A new paper by Yale School of Medicine researchers challenges scientists in the global neuroscience community to create a more diverse representation of study participants through improved recruitment and enhanced methodological and analysis practices.
The paper, published in Nature Neuroscience, acknowledges that not enough attention has been paid to recruiting underrepresented and minoritized individuals across brain imaging studies. As a consequence, this biased data collection has impacted the generalizability of scientific breakthroughs around the world.
“There is growing recognition in the field that the participants we study, how we advertise and recruit them, our data collection methods, and the analyses we conduct all converge to influence the reliability, equity, and generalizability of our scientific discoveries,” said Jocelyn Ricard, research assistant at Yale School of Medicine and the paper’s first author. "The solution to complex problems requires diverse approaches where all stakeholders are involved in the process.”
Across the brain sciences, institutions and individuals have begun to more actively acknowledge and seek to address the presence of racism, bias, and associated barriers to inclusivity. However, limited attention has been directed to unfairness in the research methods and analytic approaches used by some scientists, the researchers said.
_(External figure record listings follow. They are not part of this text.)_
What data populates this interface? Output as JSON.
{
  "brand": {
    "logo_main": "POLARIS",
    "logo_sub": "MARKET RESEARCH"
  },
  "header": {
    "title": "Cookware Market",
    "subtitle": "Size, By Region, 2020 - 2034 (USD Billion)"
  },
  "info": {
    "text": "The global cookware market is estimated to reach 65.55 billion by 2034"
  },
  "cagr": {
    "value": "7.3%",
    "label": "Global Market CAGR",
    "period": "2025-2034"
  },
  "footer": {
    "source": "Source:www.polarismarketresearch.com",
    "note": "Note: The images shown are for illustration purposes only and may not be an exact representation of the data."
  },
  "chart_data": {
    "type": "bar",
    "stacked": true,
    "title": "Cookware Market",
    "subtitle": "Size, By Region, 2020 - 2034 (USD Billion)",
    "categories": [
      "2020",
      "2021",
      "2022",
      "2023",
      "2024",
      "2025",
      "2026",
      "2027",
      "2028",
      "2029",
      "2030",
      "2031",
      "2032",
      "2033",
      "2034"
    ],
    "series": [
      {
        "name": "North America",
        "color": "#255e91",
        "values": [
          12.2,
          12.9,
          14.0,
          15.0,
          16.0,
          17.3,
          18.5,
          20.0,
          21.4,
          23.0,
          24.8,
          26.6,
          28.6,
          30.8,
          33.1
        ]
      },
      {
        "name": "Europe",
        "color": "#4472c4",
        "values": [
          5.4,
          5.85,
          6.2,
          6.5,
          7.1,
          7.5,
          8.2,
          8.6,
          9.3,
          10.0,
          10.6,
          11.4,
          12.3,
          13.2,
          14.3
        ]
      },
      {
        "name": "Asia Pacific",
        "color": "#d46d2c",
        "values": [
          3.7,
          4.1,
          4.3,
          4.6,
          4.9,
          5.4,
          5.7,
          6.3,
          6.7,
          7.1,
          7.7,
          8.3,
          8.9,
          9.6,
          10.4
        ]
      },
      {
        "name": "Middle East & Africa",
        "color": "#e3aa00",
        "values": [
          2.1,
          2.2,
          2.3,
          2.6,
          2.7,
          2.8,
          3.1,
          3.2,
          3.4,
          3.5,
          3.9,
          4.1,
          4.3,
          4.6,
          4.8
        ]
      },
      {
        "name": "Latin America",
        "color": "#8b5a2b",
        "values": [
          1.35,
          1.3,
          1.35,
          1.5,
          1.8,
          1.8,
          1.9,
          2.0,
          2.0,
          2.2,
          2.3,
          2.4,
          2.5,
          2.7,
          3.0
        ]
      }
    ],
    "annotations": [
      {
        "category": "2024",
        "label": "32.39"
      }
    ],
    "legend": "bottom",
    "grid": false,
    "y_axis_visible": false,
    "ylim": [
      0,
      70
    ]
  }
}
Structural factors that influence the scientific process, including how study participants are recruited and compensated, the methodologies that are utilized, and the analyses that are conducted, can have significant downstream effects on discoveries across the global population, according to the researchers.
Despite best intentions, the use of field-standard approaches can inadvertently exclude participants from engaging in research, they wrote. To address these concerns, the researchers suggest ways the field can design better brain imaging tools to address the history of structural racism in the methodology of human brain mapping, including expanded imaging technology to embrace diversity.
“Science cannot help society if it does not reflect society,” said co-first author Termara Parker, a PhD student in the Interdepartmental Neuroscience Program at Yale School of Medicine.
Avram Holmes, PhD, associate professor of psychiatry, is the study’s senior author. AZA Allsop, MD, PhD, fourth-year resident, is a contributing author.